Every year as the summer starts to disappear and the dull days and dark evenings start, people, suffer from depression, weight gain, lethargy and the desire for more sleep. They often also get a craving for more than normal carbohydrates such as cakes and cookies. When spring comes some of the symptoms start to wain, and by the time summer has arrived they are generally much happier. This is known as Seasonal Affective Disorder or SAD for short.
Scientists have been studying this problem since the 1980s, and they have found that about 5% of people suffer so badly that it affects their work, their activities and their life generally.
Dealing With SAD
In spite of all the research, scientists still do not know why some people suffer from SAD and some don’t. The most usual theory is that light affects the hormone melatonin, which peaks in the brain at night. This hormone regulates your body clock, and a lack of sunlight sends it into overdrive. Another theory is that the lack of light upsets the balance of serotonin, which is a mood-regulating chemical in the brain.

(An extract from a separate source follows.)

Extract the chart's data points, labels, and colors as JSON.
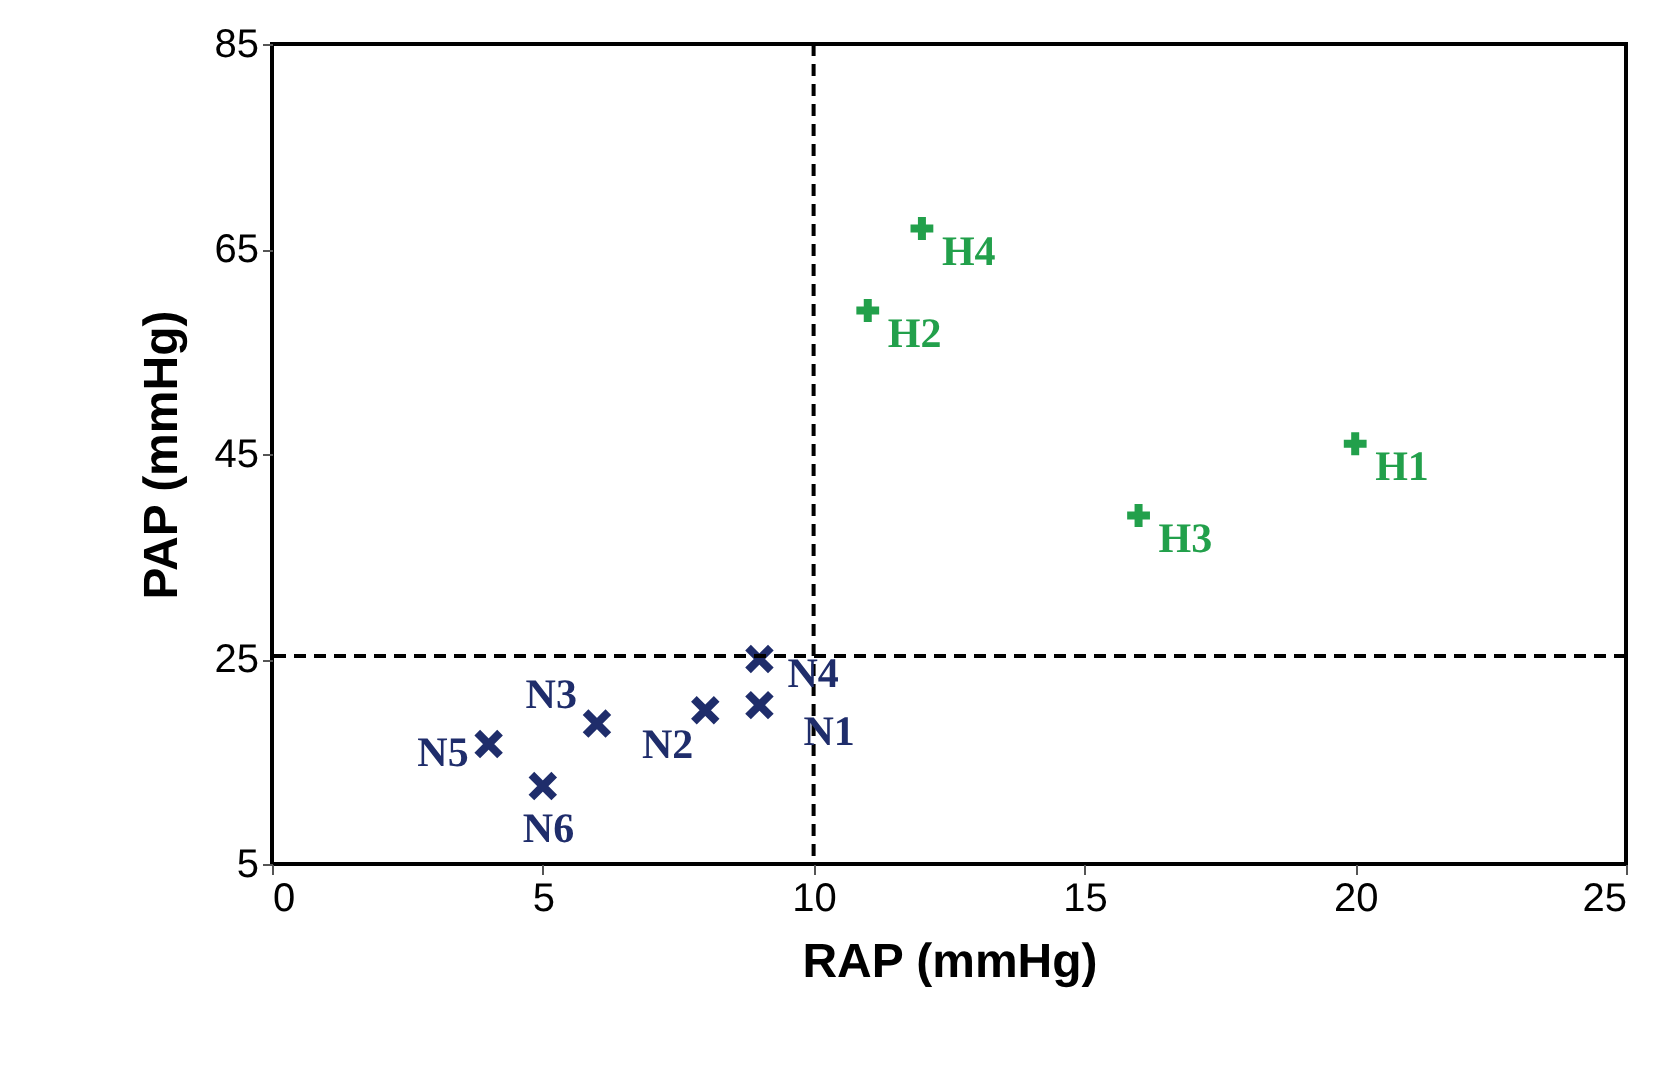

There are lamps that are specially designed to replicate the light from the sun and some users find these beneficial. A study in Canada showed that between 30 minutes and 2 hours in front of a SAD light was as good as taking an anti-depressant tablet such as Prozac.
If you are one of the unlucky 5% that are very badly affected this might not be enough. Then a better option could be something like TMS therapy, anti-depressants or seeing a therapist, all of which can help you through the worst times.
If your mental health symptoms are not too severe there are some things that can help prevent the onset of SAD. If you have suffered from it in years gone by, as fall starts, set your bedroom light on a timer so that it comes on about an hour before you wake.
Try to work by a window to make the most of as much natural daylight as you can. Even though the glass will diminish the effects of the suns rays, you are still likely to benefit from a window seat.
Whenever the opportunity presents itself, go for a walk while it is still daylight. Even if the sky is cloudy, you will still feel the benefit of a daily 30-minute walk, both physically and mentally.
Remember that winter is not a time for you to try and deal with stressful situations and avoid them as much as you can. Try not to work too long hours either, as otherwise you will be going to and coming home from work in the dark.
If you are able to take a short break in a sunnier climate that can be a great help. Just a long weekend in the sun can make a big difference to SAD sufferers.
SAD is something that can suddenly hit you at any age. You do not have to have been a lifelong sufferer to feel its effects, but once you get it one year, it is likely to happen again. Taking steps to help prevent will make it easier for you to get through each winter without spending months feeling low.